The ability to take advantage of them will depend on changes brought about by some fronts of efforts, whether individual – as has been done by CCGL –, sectorial, and governmental.
Brazil needs to increase the productive efficiency in milk – since the volumes of the farms practically supply the domestic market –, expand the investment in marketing and relationship, and strive to reduce international trade rates. The sectorial transformation that has been taking place in recent years in Brazil, with the use of technology, may help to increase the efficiency of farms.
However, Brazilian dairy products pay a 10% internationalization tax in China, as do European and U.S. products. Exporters from Australia and New Zealand have advantages in this chapter. New Zealand products, for example, are exempt from paying this tax for 300,000 tonnes, and as of 2024 the quota will be revoked. The dairy products from New Zealand will enter China without the charge. This type of barrier will only be overcome through bilateral agreements.

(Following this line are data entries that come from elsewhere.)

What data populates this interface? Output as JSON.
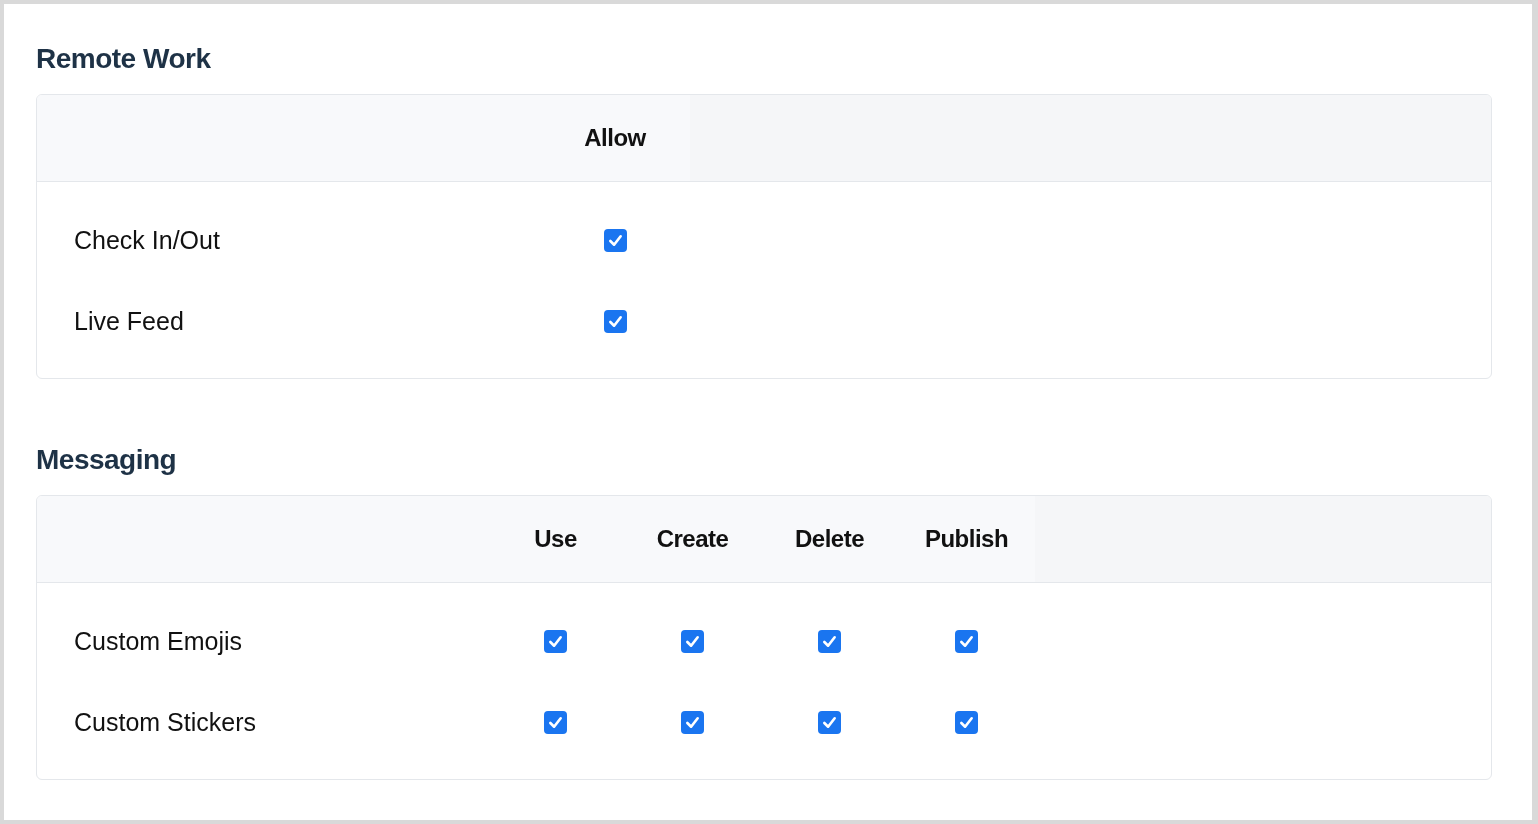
{
  "sections": [
    {
      "title": "Remote Work",
      "columns": [
        "Allow"
      ],
      "rows": [
        {
          "label": "Check In/Out",
          "checks": [
            {
              "checked": true
            }
          ]
        },
        {
          "label": "Live Feed",
          "checks": [
            {
              "checked": true
            }
          ]
        }
      ]
    },
    {
      "title": "Messaging",
      "columns": [
        "Use",
        "Create",
        "Delete",
        "Publish"
      ],
      "rows": [
        {
          "label": "Custom Emojis",
          "checks": [
            {
              "checked": true
            },
            {
              "checked": true
            },
            {
              "checked": true
            },
            {
              "checked": true
            }
          ]
        },
        {
          "label": "Custom Stickers",
          "checks": [
            {
              "checked": true
            },
            {
              "checked": true
            },
            {
              "checked": true
            },
            {
              "checked": true
            }
          ]
        }
      ]
    }
  ]
}
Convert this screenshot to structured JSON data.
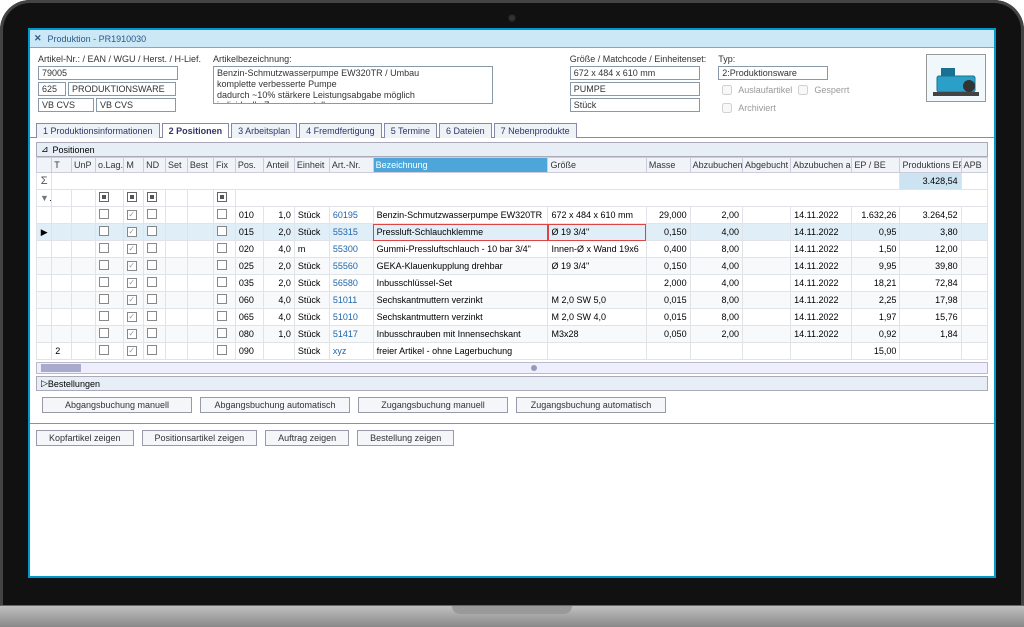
{
  "window": {
    "title": "Produktion - PR1910030"
  },
  "header": {
    "artikel_label": "Artikel-Nr.: / EAN / WGU / Herst. / H-Lief.",
    "artikel_nr": "79005",
    "wgu_code": "625",
    "wgu_name": "PRODUKTIONSWARE",
    "herst": "VB CVS",
    "hlief": "VB CVS",
    "bezeichnung_label": "Artikelbezeichnung:",
    "bezeichnung": "Benzin-Schmutzwasserpumpe EW320TR / Umbau\nkomplette verbesserte Pumpe\ndadurch ~10% stärkere Leistungsabgabe möglich\nindividuelle Zusammenstellung",
    "groesse_label": "Größe / Matchcode / Einheitenset:",
    "groesse": "672 x 484 x 610 mm",
    "matchcode": "PUMPE",
    "einheit": "Stück",
    "typ_label": "Typ:",
    "typ": "2:Produktionsware",
    "flag_auslauf": "Auslaufartikel",
    "flag_gesperrt": "Gesperrt",
    "flag_archiviert": "Archiviert"
  },
  "tabs": [
    {
      "label": "1 Produktionsinformationen"
    },
    {
      "label": "2 Positionen"
    },
    {
      "label": "3 Arbeitsplan"
    },
    {
      "label": "4 Fremdfertigung"
    },
    {
      "label": "5 Termine"
    },
    {
      "label": "6 Dateien"
    },
    {
      "label": "7 Nebenprodukte"
    }
  ],
  "grid": {
    "section_title": "Positionen",
    "section_bestellungen": "Bestellungen",
    "columns": [
      "T",
      "UnP",
      "o.Lag.",
      "M",
      "ND",
      "Set",
      "Best",
      "Fix",
      "Pos.",
      "Anteil",
      "Einheit",
      "Art.-Nr.",
      "Bezeichnung",
      "Größe",
      "Masse",
      "Abzubuchen",
      "Abgebucht",
      "Abzubuchen am",
      "EP / BE",
      "Produktions EP",
      "APB"
    ],
    "sum_row": {
      "prod_ep": "3.428,54"
    },
    "rows": [
      {
        "m": true,
        "pos": "010",
        "anteil": "1,0",
        "einheit": "Stück",
        "artnr": "60195",
        "bez": "Benzin-Schmutzwasserpumpe EW320TR",
        "groesse": "672 x 484 x 610 mm",
        "masse": "29,000",
        "abzubuchen": "2,00",
        "am": "14.11.2022",
        "ep": "1.632,26",
        "pep": "3.264,52"
      },
      {
        "m": true,
        "pos": "015",
        "anteil": "2,0",
        "einheit": "Stück",
        "artnr": "55315",
        "bez": "Pressluft-Schlauchklemme",
        "groesse": "Ø 19 3/4\"",
        "masse": "0,150",
        "abzubuchen": "4,00",
        "am": "14.11.2022",
        "ep": "0,95",
        "pep": "3,80",
        "hl": true,
        "selected": true
      },
      {
        "m": true,
        "pos": "020",
        "anteil": "4,0",
        "einheit": "m",
        "artnr": "55300",
        "bez": "Gummi-Pressluftschlauch - 10 bar 3/4\"",
        "groesse": "Innen-Ø x Wand 19x6",
        "masse": "0,400",
        "abzubuchen": "8,00",
        "am": "14.11.2022",
        "ep": "1,50",
        "pep": "12,00"
      },
      {
        "m": true,
        "pos": "025",
        "anteil": "2,0",
        "einheit": "Stück",
        "artnr": "55560",
        "bez": "GEKA-Klauenkupplung drehbar",
        "groesse": "Ø 19 3/4\"",
        "masse": "0,150",
        "abzubuchen": "4,00",
        "am": "14.11.2022",
        "ep": "9,95",
        "pep": "39,80"
      },
      {
        "m": true,
        "pos": "035",
        "anteil": "2,0",
        "einheit": "Stück",
        "artnr": "56580",
        "bez": "Inbusschlüssel-Set",
        "groesse": "",
        "masse": "2,000",
        "abzubuchen": "4,00",
        "am": "14.11.2022",
        "ep": "18,21",
        "pep": "72,84"
      },
      {
        "m": true,
        "pos": "060",
        "anteil": "4,0",
        "einheit": "Stück",
        "artnr": "51011",
        "bez": "Sechskantmuttern verzinkt",
        "groesse": "M 2,0 SW 5,0",
        "masse": "0,015",
        "abzubuchen": "8,00",
        "am": "14.11.2022",
        "ep": "2,25",
        "pep": "17,98"
      },
      {
        "m": true,
        "pos": "065",
        "anteil": "4,0",
        "einheit": "Stück",
        "artnr": "51010",
        "bez": "Sechskantmuttern verzinkt",
        "groesse": "M 2,0 SW 4,0",
        "masse": "0,015",
        "abzubuchen": "8,00",
        "am": "14.11.2022",
        "ep": "1,97",
        "pep": "15,76"
      },
      {
        "m": true,
        "pos": "080",
        "anteil": "1,0",
        "einheit": "Stück",
        "artnr": "51417",
        "bez": "Inbusschrauben mit Innensechskant",
        "groesse": "M3x28",
        "masse": "0,050",
        "abzubuchen": "2,00",
        "am": "14.11.2022",
        "ep": "0,92",
        "pep": "1,84"
      },
      {
        "t": "2",
        "m": true,
        "pos": "090",
        "anteil": "",
        "einheit": "Stück",
        "artnr": "xyz",
        "bez": "freier Artikel - ohne Lagerbuchung",
        "groesse": "",
        "masse": "",
        "abzubuchen": "",
        "am": "",
        "ep": "15,00",
        "pep": ""
      }
    ]
  },
  "action_buttons": {
    "b1": "Abgangsbuchung manuell",
    "b2": "Abgangsbuchung automatisch",
    "b3": "Zugangsbuchung manuell",
    "b4": "Zugangsbuchung automatisch"
  },
  "footer_buttons": {
    "b1": "Kopfartikel zeigen",
    "b2": "Positionsartikel zeigen",
    "b3": "Auftrag zeigen",
    "b4": "Bestellung zeigen"
  }
}
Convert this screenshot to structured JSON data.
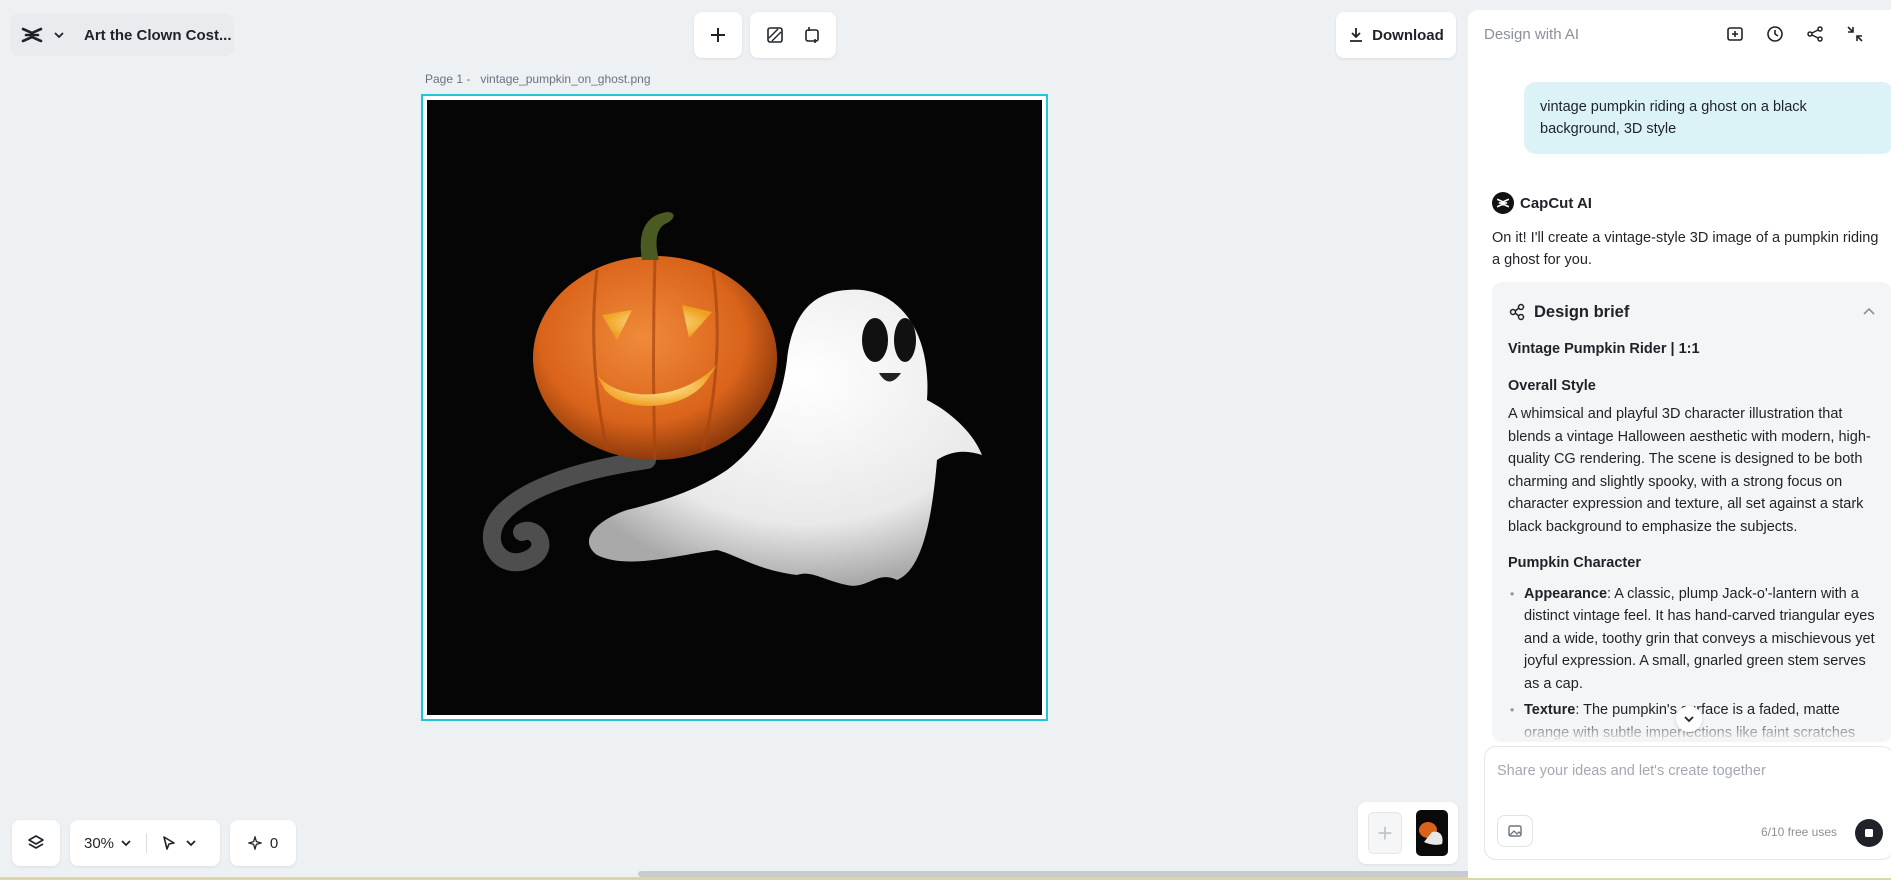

As for the cost of exports, due to the distance from Brazil, it is not a problem. “Negotiating with the Chinese showed that, differently from what I thought, freight is not a factor that affects our competitiveness,” says the executive.
Considering the scenario of challenges, maybe milk will be the last, among all the agriculture products, to gain exportation status, says Mr. Vianna. Despite that, he believes it is possible not only to become an exporter to China, but also a supplier. “A decade ago, Brazil didn’t export a kilo of beef to the Chinese. Today, that country is the biggest destination for meatpackers,” he says.
Meat and milk are segments with distinct features, but there is a behavioral factor in China that draws similar possibilities in the view of the president of CCGL. He recalled that China has at least 200 million people with high purchasing power in urban areas. It is the equivalent to the size of the Brazilian population among a total of 1.5 billion Chinese.
“There is a Brazil inside China with purchasing power to consume meat and dairy products. If these people taste a cheese made from cow’s milk, there is no way they will go back to tofu,” he said.